During the third quarter this year, the average apartment rent in the Colorado Springs metro area rose to an all-time high for the second quarter in a row while the apartment vacancy rate remained tied at the lowest rate reported since the third quarter of 2001.
According to a report released today by the Colorado Division of Housing and the Apartment Association of Southern Colorado, the average rent in the Colorado Springs metro area rose year over year for the fifteenth quarter in a row during the third quarter, climbing 5.4 percent to $830. The third-quarter average rent was up from $787 reported during the third quarter of 2012, and was up from this year’s second-quarter average rent of $807.
The average rent increased year over year in all regions surveyed. The largest increase in the average rent for any region of the Colorado Springs area was found in the Central region where the average rent increased 12.2 percent from $746 during the third quarter of last year to $837 during the same period of this year. The Far Northeast region also reported a sizable increase in the average rent, with an increase of 8.4 percent from $851 during the third quarter of last year to $923 during the third quarter of this year.
Average rents for all market areas during the third quarter of this year were: Northwest, $910; Northeast, $789; Far Northeast, $923, Southeast, $729; Security/Widefield/Fountain, $632; Southwest, $815; Central, $837.
“Year-over-year rent growth hit an 18-month high during the third quarter reflecting some improvements in employment and general strength in demand for all types of housing," said Ryan McMaken, economist for the Colorado Division of Housing.
The apartment vacancy rate in the Colorado Springs metro area fell year over year to 5.4 percent during the third quarter of 2013, falling from last year’s third-quarter rate of 6.1 percent. This year’s third quarter vacancy rate was unchanged from the second quarter to the third quarter.
"Some apartment investors are looking more closely at the Colorado Springs market as an alternative to the Denver market which some now see as overheated," said Kevin McKenna, a vice president with apartment brokerage firm ARA. "We're only now starting to see some of the low vacancy rates that have been seen in Denver for more than a year now."
From the third quarter of 2012 to the third quarter of 2013, the vacancy rate fell in the Northwest, Northeast, Far Northeast, Southeast, and Southwest submarkets.
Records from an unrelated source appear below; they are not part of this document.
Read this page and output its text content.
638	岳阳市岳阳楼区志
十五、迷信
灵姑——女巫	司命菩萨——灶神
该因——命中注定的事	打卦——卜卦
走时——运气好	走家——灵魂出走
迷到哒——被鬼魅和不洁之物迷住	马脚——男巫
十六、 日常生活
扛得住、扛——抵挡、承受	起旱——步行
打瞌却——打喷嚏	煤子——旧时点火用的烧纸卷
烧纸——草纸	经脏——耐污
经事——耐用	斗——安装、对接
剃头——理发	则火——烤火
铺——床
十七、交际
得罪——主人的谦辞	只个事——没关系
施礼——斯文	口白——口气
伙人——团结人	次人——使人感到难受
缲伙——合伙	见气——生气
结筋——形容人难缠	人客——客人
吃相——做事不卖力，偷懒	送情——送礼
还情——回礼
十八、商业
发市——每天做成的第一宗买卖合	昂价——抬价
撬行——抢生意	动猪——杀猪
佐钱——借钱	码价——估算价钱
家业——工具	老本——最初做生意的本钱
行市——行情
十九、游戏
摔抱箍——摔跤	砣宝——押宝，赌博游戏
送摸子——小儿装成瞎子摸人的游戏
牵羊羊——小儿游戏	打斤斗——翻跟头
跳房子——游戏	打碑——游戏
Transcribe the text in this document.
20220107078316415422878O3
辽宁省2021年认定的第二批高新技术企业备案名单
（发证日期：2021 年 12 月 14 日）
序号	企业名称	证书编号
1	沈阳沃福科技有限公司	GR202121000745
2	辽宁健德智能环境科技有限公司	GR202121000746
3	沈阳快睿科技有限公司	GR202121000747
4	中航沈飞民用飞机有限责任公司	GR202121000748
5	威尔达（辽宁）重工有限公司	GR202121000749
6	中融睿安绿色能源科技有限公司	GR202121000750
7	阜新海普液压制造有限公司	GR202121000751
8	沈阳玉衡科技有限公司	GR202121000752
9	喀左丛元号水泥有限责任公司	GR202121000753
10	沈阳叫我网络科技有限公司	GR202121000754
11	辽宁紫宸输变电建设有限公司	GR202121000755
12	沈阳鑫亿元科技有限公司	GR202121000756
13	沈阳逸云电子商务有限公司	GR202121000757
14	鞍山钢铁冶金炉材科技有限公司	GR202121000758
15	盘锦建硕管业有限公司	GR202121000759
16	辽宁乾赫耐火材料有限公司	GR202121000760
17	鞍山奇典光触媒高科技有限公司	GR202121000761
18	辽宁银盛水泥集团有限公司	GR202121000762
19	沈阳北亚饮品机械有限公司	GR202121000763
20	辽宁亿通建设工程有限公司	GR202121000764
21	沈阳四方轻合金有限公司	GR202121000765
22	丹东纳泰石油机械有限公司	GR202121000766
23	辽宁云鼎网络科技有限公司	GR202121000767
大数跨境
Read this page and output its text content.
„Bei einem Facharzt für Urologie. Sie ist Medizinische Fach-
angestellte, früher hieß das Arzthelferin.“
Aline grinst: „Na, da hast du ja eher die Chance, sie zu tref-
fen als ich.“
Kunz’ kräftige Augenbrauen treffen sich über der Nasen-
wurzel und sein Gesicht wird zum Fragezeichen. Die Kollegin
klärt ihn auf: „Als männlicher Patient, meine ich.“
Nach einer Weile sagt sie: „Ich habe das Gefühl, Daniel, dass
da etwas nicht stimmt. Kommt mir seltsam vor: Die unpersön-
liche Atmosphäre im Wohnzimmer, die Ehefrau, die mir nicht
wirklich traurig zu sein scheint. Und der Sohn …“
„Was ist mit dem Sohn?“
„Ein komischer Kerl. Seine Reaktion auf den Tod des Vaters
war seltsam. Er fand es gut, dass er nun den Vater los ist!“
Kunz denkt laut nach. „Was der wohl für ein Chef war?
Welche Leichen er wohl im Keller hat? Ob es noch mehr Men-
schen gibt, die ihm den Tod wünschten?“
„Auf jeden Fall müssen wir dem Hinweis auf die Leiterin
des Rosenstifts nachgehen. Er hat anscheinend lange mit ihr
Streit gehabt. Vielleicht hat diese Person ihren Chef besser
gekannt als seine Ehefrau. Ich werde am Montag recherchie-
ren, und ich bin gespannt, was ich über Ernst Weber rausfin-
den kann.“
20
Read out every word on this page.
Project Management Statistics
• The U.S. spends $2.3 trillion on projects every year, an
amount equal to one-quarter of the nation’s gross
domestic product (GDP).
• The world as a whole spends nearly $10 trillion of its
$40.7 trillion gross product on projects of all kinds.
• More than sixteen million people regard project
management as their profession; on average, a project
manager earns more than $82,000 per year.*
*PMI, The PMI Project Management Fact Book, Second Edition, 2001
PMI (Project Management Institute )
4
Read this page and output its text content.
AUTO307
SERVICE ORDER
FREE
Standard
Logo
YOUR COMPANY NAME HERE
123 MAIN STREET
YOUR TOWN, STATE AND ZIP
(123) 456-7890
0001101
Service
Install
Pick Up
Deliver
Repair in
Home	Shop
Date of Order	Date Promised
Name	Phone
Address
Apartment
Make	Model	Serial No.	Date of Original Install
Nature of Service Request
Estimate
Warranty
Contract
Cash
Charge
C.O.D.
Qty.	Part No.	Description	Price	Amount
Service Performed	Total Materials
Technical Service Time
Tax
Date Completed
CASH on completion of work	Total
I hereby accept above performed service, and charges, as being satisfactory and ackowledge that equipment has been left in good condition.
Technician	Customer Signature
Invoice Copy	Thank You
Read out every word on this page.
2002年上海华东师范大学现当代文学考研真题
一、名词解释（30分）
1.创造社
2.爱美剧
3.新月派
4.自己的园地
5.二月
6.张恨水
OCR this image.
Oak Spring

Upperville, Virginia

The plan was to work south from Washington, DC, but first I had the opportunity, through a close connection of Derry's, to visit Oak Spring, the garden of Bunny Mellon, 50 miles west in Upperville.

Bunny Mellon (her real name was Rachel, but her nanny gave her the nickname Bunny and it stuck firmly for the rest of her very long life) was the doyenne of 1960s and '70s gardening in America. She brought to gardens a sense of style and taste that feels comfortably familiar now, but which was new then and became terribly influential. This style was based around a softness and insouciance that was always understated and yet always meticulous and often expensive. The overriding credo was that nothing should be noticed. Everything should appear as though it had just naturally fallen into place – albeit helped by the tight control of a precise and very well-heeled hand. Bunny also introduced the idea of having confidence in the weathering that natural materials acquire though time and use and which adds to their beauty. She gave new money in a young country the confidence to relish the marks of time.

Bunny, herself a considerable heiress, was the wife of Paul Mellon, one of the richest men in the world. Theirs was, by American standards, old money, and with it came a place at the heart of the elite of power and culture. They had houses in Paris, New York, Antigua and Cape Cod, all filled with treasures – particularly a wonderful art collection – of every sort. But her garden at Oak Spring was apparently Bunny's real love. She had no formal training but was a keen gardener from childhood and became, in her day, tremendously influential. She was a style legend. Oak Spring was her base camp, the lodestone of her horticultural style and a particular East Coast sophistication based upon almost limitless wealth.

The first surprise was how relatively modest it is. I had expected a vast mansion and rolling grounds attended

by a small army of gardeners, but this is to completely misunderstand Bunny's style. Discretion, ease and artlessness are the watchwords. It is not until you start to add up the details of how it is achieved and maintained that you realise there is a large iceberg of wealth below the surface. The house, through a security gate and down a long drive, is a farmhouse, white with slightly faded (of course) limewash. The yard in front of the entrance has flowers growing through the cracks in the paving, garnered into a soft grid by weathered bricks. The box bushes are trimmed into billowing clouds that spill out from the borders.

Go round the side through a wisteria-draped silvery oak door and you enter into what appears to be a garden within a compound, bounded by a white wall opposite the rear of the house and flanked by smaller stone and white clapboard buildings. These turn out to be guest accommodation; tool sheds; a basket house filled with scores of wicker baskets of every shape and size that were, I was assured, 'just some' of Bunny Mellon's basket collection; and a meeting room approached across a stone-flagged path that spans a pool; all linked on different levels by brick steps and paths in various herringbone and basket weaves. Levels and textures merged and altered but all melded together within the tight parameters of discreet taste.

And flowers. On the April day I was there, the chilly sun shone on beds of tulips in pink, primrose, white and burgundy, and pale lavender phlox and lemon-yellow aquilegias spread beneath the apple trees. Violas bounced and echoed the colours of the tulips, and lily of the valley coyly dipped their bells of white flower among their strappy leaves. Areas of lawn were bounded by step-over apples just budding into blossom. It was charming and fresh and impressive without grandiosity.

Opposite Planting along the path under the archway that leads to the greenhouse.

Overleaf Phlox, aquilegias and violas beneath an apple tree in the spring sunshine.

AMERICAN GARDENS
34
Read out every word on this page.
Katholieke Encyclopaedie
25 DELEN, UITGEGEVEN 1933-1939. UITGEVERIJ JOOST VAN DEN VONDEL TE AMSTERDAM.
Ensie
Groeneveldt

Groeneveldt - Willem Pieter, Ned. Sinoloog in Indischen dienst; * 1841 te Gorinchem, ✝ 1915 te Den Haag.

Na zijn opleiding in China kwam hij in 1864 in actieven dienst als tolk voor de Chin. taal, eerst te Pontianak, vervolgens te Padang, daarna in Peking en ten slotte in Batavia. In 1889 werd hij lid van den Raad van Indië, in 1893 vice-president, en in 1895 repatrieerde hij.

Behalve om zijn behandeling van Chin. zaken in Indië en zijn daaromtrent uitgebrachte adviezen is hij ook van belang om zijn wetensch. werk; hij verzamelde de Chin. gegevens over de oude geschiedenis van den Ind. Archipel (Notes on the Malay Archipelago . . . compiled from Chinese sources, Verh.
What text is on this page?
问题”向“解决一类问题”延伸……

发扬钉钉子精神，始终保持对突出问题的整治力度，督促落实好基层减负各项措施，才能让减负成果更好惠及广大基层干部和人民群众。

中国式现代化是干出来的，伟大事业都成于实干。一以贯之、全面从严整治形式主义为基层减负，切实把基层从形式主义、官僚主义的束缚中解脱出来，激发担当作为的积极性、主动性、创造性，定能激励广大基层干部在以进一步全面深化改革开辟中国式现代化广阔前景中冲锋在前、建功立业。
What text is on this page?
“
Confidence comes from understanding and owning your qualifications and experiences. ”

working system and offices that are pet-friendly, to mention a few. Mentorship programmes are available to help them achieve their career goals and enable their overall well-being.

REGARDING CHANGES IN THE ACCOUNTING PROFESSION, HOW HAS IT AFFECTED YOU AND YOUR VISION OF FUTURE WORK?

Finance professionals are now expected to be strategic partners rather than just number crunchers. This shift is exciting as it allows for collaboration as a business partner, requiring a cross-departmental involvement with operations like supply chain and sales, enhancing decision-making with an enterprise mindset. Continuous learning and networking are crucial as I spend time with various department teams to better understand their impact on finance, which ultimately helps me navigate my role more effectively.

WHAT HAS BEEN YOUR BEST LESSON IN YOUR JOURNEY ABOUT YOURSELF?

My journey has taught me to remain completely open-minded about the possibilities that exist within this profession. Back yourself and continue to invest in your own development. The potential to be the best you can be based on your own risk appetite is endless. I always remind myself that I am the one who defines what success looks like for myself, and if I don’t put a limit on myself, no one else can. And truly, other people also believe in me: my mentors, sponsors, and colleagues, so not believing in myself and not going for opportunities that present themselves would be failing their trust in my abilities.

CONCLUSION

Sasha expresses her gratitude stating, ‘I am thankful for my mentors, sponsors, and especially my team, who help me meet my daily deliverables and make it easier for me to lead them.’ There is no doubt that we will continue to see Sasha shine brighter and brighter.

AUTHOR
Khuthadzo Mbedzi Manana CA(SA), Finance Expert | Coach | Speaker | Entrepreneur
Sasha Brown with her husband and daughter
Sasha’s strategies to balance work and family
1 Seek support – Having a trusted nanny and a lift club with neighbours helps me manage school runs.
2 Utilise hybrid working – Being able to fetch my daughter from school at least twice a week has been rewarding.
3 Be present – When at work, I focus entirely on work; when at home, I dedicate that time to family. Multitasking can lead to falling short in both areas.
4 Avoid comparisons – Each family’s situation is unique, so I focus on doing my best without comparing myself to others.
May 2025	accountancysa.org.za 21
During the same period, the vacancy rate rose in the Central region and the Secuirity/Widefield/Fountain region. The region with the highest vacancy rate was Security/Widefield/Fountain at 10.1 percent, and the region with the lowest vacancy rate was the Southwest region at 3.8 percent.
"Last year was one of the best years in Colorado Springs in a long time, but things have slowed a little this year," McKenna said. "But there are still few signs of any overbuilding at this point, so rents and occupancy will likely continue to be strong from the owners' perspective, for the time being."
Vacancy rates for all market areas during the third quarter were: Northwest, 5.4 percent; Northeast, 3.9 percent; Far Northeast, 7.0 percent, Southeast, 6.2 percent; Security/Widefield/Fountain, 10.1 percent; Southwest, 3.8 percent; Central, 5.3 percent.